Gehört und Gesehen - Apocalyptica

08.12.2006Apocalyptica

Apocalyptica

Apocalyptica

Universal Music (2005)

Kaum eine Band bietet Puristen mehr Angriffsfläche als diese. Als im Jahr 1996 das Album „Apocalyptica Plays Metallica By Four Cellos“ erschien, mögen viele engstirnige Zeitgenossen verächtlich die Nase gerümpft haben. Vier Absolventen der renommierten Sibelius Akademie in Finnland machten sich als Streicherquartett über das Werk einer Metal-Koryphäe her. Aufgeschlossene Klassikfreunde allerdings erkannten an, wie virtuos das Klangspektrum des Instruments ausgeschöpft und wie lebendig die Arrangements daherkamen. Metalfans hingegen wundert sich, welche Wucht die vier Cellisten insbesondere live entfachen konnten.

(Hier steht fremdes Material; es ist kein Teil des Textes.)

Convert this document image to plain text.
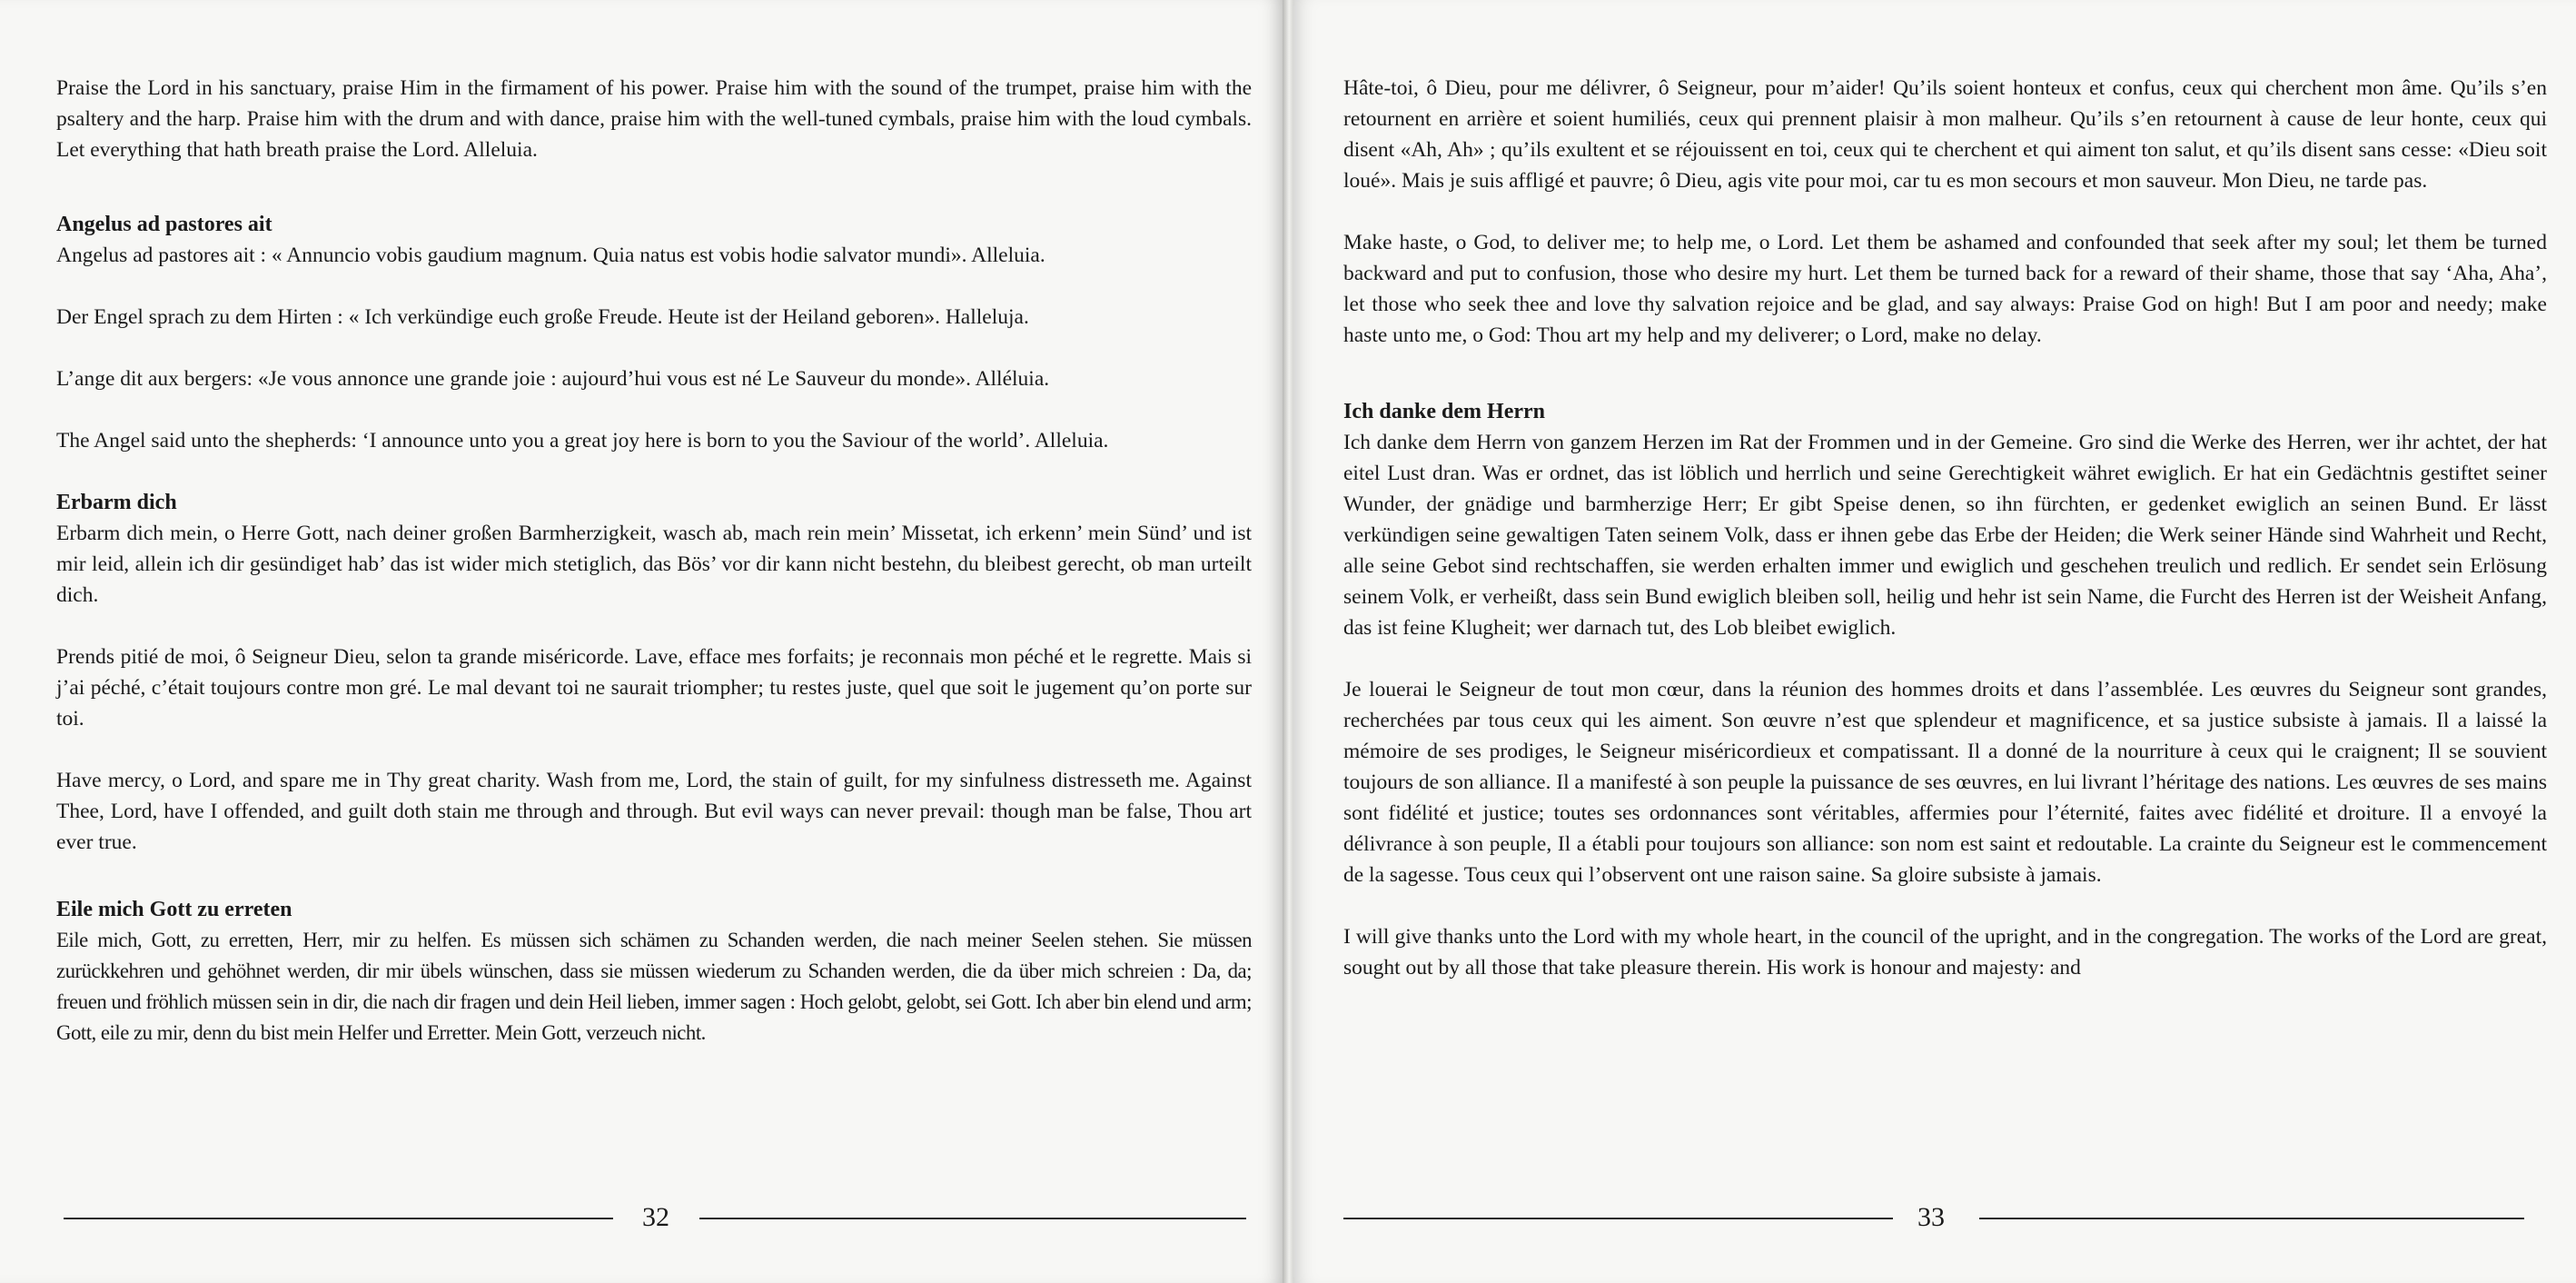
Praise the Lord in his sanctuary, praise Him in the firmament of his power. Praise him with the sound of the trumpet, praise him with the psaltery and the harp. Praise him with the drum and with dance, praise him with the well-tuned cymbals, praise him with the loud cymbals. Let everything that hath breath praise the Lord. Alleluia.

Angelus ad pastores ait

Angelus ad pastores ait : « Annuncio vobis gaudium magnum. Quia natus est vobis hodie salvator mundi». Alleluia.

Der Engel sprach zu dem Hirten : « Ich verkündige euch große Freude. Heute ist der Heiland geboren». Halleluja.

L’ange dit aux bergers: «Je vous annonce une grande joie : aujourd’hui vous est né Le Sauveur du monde». Alléluia.

The Angel said unto the shepherds: ‘I announce unto you a great joy here is born to you the Saviour of the world’. Alleluia.

Erbarm dich

Erbarm dich mein, o Herre Gott, nach deiner großen Barmherzigkeit, wasch ab, mach rein mein’ Missetat, ich erkenn’ mein Sünd’ und ist mir leid, allein ich dir gesündiget hab’ das ist wider mich stetiglich, das Bös’ vor dir kann nicht bestehn, du bleibest gerecht, ob man urteilt dich.

Prends pitié de moi, ô Seigneur Dieu, selon ta grande miséricorde. Lave, efface mes forfaits; je reconnais mon péché et le regrette. Mais si j’ai péché, c’était toujours contre mon gré. Le mal devant toi ne saurait triompher; tu restes juste, quel que soit le jugement qu’on porte sur toi.

Have mercy, o Lord, and spare me in Thy great charity. Wash from me, Lord, the stain of guilt, for my sinfulness distresseth me. Against Thee, Lord, have I offended, and guilt doth stain me through and through. But evil ways can never prevail: though man be false, Thou art ever true.

Eile mich Gott zu erreten

Eile mich, Gott, zu erretten, Herr, mir zu helfen. Es müssen sich schämen zu Schanden werden, die nach meiner Seelen stehen. Sie müssen zurückkehren und gehöhnet werden, dir mir übels wünschen, dass sie müssen wiederum zu Schanden werden, die da über mich schreien : Da, da; freuen und fröhlich müssen sein in dir, die nach dir fragen und dein Heil lieben, immer sagen : Hoch gelobt, gelobt, sei Gott. Ich aber bin elend und arm; Gott, eile zu mir, denn du bist mein Helfer und Erretter. Mein Gott, verzeuch nicht.

32

Hâte-toi, ô Dieu, pour me délivrer, ô Seigneur, pour m’aider! Qu’ils soient honteux et confus, ceux qui cherchent mon âme. Qu’ils s’en retournent en arrière et soient humiliés, ceux qui prennent plaisir à mon malheur. Qu’ils s’en retournent à cause de leur honte, ceux qui disent «Ah, Ah» ; qu’ils exultent et se réjouissent en toi, ceux qui te cherchent et qui aiment ton salut, et qu’ils disent sans cesse: «Dieu soit loué». Mais je suis affligé et pauvre; ô Dieu, agis vite pour moi, car tu es mon secours et mon sauveur. Mon Dieu, ne tarde pas.

Make haste, o God, to deliver me; to help me, o Lord. Let them be ashamed and confounded that seek after my soul; let them be turned backward and put to confusion, those who desire my hurt. Let them be turned back for a reward of their shame, those that say ‘Aha, Aha’, let those who seek thee and love thy salvation rejoice and be glad, and say always: Praise God on high! But I am poor and needy; make haste unto me, o God: Thou art my help and my deliverer; o Lord, make no delay.

Ich danke dem Herrn

Ich danke dem Herrn von ganzem Herzen im Rat der Frommen und in der Gemeine. Gro sind die Werke des Herren, wer ihr achtet, der hat eitel Lust dran. Was er ordnet, das ist löblich und herrlich und seine Gerechtigkeit währet ewiglich. Er hat ein Gedächtnis gestiftet seiner Wunder, der gnädige und barmherzige Herr; Er gibt Speise denen, so ihn fürchten, er gedenket ewiglich an seinen Bund. Er lässt verkündigen seine gewaltigen Taten seinem Volk, dass er ihnen gebe das Erbe der Heiden; die Werk seiner Hände sind Wahrheit und Recht, alle seine Gebot sind rechtschaffen, sie werden erhalten immer und ewiglich und geschehen treulich und redlich. Er sendet sein Erlösung seinem Volk, er verheißt, dass sein Bund ewiglich bleiben soll, heilig und hehr ist sein Name, die Furcht des Herren ist der Weisheit Anfang, das ist feine Klugheit; wer darnach tut, des Lob bleibet ewiglich.

Je louerai le Seigneur de tout mon cœur, dans la réunion des hommes droits et dans l’assemblée. Les œuvres du Seigneur sont grandes, recherchées par tous ceux qui les aiment. Son œuvre n’est que splendeur et magnificence, et sa justice subsiste à jamais. Il a laissé la mémoire de ses prodiges, le Seigneur miséricordieux et compatissant. Il a donné de la nourriture à ceux qui le craignent; Il se souvient toujours de son alliance. Il a manifesté à son peuple la puissance de ses œuvres, en lui livrant l’héritage des nations. Les œuvres de ses mains sont fidélité et justice; toutes ses ordonnances sont véritables, affermies pour l’éternité, faites avec fidélité et droiture. Il a envoyé la délivrance à son peuple, Il a établi pour toujours son alliance: son nom est saint et redoutable. La crainte du Seigneur est le commencement de la sagesse. Tous ceux qui l’observent ont une raison saine. Sa gloire subsiste à jamais.

I will give thanks unto the Lord with my whole heart, in the council of the upright, and in the congregation. The works of the Lord are great, sought out by all those that take pleasure therein. His work is honour and majesty: and

33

Als sie auf nachfolgenden Veröffentlichungen einen Schlagzeuger und diverse Gastsängerinnen wie Sandra Nasic (Guano Apes) oder Nina Hagen hinzuzogen, waren nicht wenige Fans darüber enttäuscht. Apocalyptica hatten ihr einzigartiges Konzept, ihren ursprünglichen Sound aufgegeben und sich den gängigen Rockkonventionen angenähert. Die pure Kraft der Celli schien gestört. Mittlerweile ist das Streicherensemble auf Eicca Toppinen, Paavo Lotjonen und Perttu Kivilaakso zusammengeschrumpft, derweil der Schlagzeuger Mikko Sirén als fest assoziiertes Mitglied gilt.

Die bereits Ende vergangenen Jahres veröffentlichte Single „Bittersweet“ schreibt auch den Einsatz von Gastvokalisten fort. Allerdings werden selbst die größten Skeptiker zugeben, dass dieses Konzept auf der von Lauri Ylönen (The Rasmus) und Ville Valo (H.I.M.) eingesungenen Ballade glänzend aufgeht. Der sehnsüchtig wehende Chorus und die eindringlichen Bogenstriche bringen noch die kühlsten Puristenherzen zum Schmelzen.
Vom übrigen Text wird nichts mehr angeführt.